Notre équipe s’intéresse aux bases génétiques de la résistance de D. melanogaster à un type de souche du parasitoïde Leptopilina boulardi. Nous avons pu identifier un candidat pour le gène majeur de résistance caractérisé (un gène à deux allèles, l’allèle résistant étant dominant sur l’allèle sensible), edl/mae, qui code pour une protéine contenant un domaine SAM d’interaction protéine–protéine. La protéine Edl/mae est un interactant et un régulateur de Pointed P2 et Aop/Yan, deux protéines jouant un rôle dans le développement et la différentiation/prolifération cellulaire. L’analyse du phénotype immunitaire entre souche résistante et sensible met en évidence deux événements importants dans la réponse immunitaire (proportion des types hémocytaires en circulation, phénotype lié à la glande lymphatique) plus précoces dans la souche résistante que dans celle sensible. Ceci suggère un rôle important du déroulement temporel de la libération des hémocytes en circulation dans la résistance de l’hôte.

On retrouve cette question du déroulement temporel de la réponse d’encapsulement en comparant des espèces de drosophiles. Nous avons en effet étudié la réponse de l’espèce invasive ravageuse D. suzukii aux parasitoïdes locaux comme Leptopilina heterotoma.

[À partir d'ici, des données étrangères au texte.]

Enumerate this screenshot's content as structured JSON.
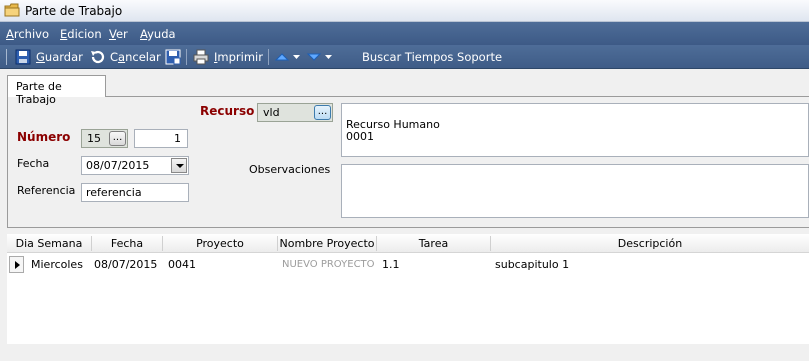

L’encapsulement par D. melanogaster commence dès le dépôt de l’œuf du parasitoïde et est achevé 48 h après parasitisme, la capsule formée étant ensuite visible dans la larve et l’adulte de drosophile. Chez D. suzukii, la larve de parasitoïde n’est ni mélanisée ni entourée de cellules 48 h après parasitisme. Les premiers signes d’encapsulement n’apparaissent qu’à 96 h, la capsule n’étant achevée que 120 h après parasitisme. La réponse immunitaire apparaît donc très retardée par rapport à ce qu’on observe chez D. melanogaster. Voir la Fig. 1 pour une illustration. Par ailleurs, la capsule se formant autour de la larve de parasitoïde et non de l’œuf, elle est de taille importante, ce qui pourrait fortement impacter la valeur sélective de la mouche adulte qui la contient. L’encapsulement tardif pourrait être associé à un coût important.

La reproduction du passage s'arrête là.